Bawdy double entendres, such as (from the movie Sextette) "I'm the kinda girl who works for Paramount by day, and Fox all night," and (from the movie Myra Breckinridge) "I feel like a million tonight – but only one at a time," are typical of the comedy writing of Mae West, for her early-career vaudeville performances as well as for her later plays and movies.
Music
There is a long tradition of double entendre songs in American blues music of the 1920s and 1930s, called hokum.
Double entendres are very common in the titles and lyrics of pop songs, such as "If I Said You Had a Beautiful Body Would You Hold It Against Me" by The Bellamy Brothers. By one interpretation, the person being talked to is asked if they would be offended; by the other interpretation, they are asked if they would press their body against the person doing the talking.[20]
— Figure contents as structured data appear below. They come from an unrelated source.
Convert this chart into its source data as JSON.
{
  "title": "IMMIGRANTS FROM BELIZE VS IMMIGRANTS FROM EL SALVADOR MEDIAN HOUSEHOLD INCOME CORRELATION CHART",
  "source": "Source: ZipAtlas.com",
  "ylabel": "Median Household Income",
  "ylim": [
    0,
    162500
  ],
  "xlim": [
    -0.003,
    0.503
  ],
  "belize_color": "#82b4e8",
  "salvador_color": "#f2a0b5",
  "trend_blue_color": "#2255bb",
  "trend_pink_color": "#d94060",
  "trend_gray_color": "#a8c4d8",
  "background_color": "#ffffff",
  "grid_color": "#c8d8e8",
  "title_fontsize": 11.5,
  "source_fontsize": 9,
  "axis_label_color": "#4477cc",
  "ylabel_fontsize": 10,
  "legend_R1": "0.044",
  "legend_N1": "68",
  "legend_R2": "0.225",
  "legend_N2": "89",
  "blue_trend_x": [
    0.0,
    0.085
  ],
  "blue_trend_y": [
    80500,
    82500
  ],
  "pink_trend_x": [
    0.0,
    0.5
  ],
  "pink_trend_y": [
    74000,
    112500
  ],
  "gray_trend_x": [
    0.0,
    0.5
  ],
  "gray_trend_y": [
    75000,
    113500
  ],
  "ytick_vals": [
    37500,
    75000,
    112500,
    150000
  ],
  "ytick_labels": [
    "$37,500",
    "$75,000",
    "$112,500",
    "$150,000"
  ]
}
Singer and songwriter Bob Dylan, in his somewhat controversial song "Rainy Day Women No. 12 & 35," repeats the line "Everybody must get stoned." In context, the phrase refers to the punishment of execution by stoning, but on another level it means to "get stoned," a common slang term for being high on cannabis. In their song "Big Balls" on the album Dirty Deeds Done Dirt Cheap, AC/DC the chorus "we've got big balls" can be read as referring to either formal dances or testicles. During the 1940s, Benny Bell recorded several "party records" that contained double entendre including "Everybody Wants My Fanny."[21]
Social interaction
Double entendres can arise in the replies to inquiries. The clichéd phrase "Said the actress to the bishop," as well as "that's what she said," can be used to remark on a sentence said by another which was not intended as a double entendre but nevertheless could be interpreted with a double meaning, one of them sexual.[22]
See also
Notes
- The word double is often pronounced as in English and the second word with no nasalization at all, but some speakers attempt various degrees of imitation of French pronunciation for the second word, and then they tend to pronounce the first word as in French too. So pronunciations range from /ˈdʌbəl ɒnˈtɒnd(rə)/ DUB-əl on-TOND(-rə) to /ˈduːb.l ɒ̃ˈtɒ̃d(rə)/[1][2] (from French [dubl ɑ̃tɑ̃dʁ]).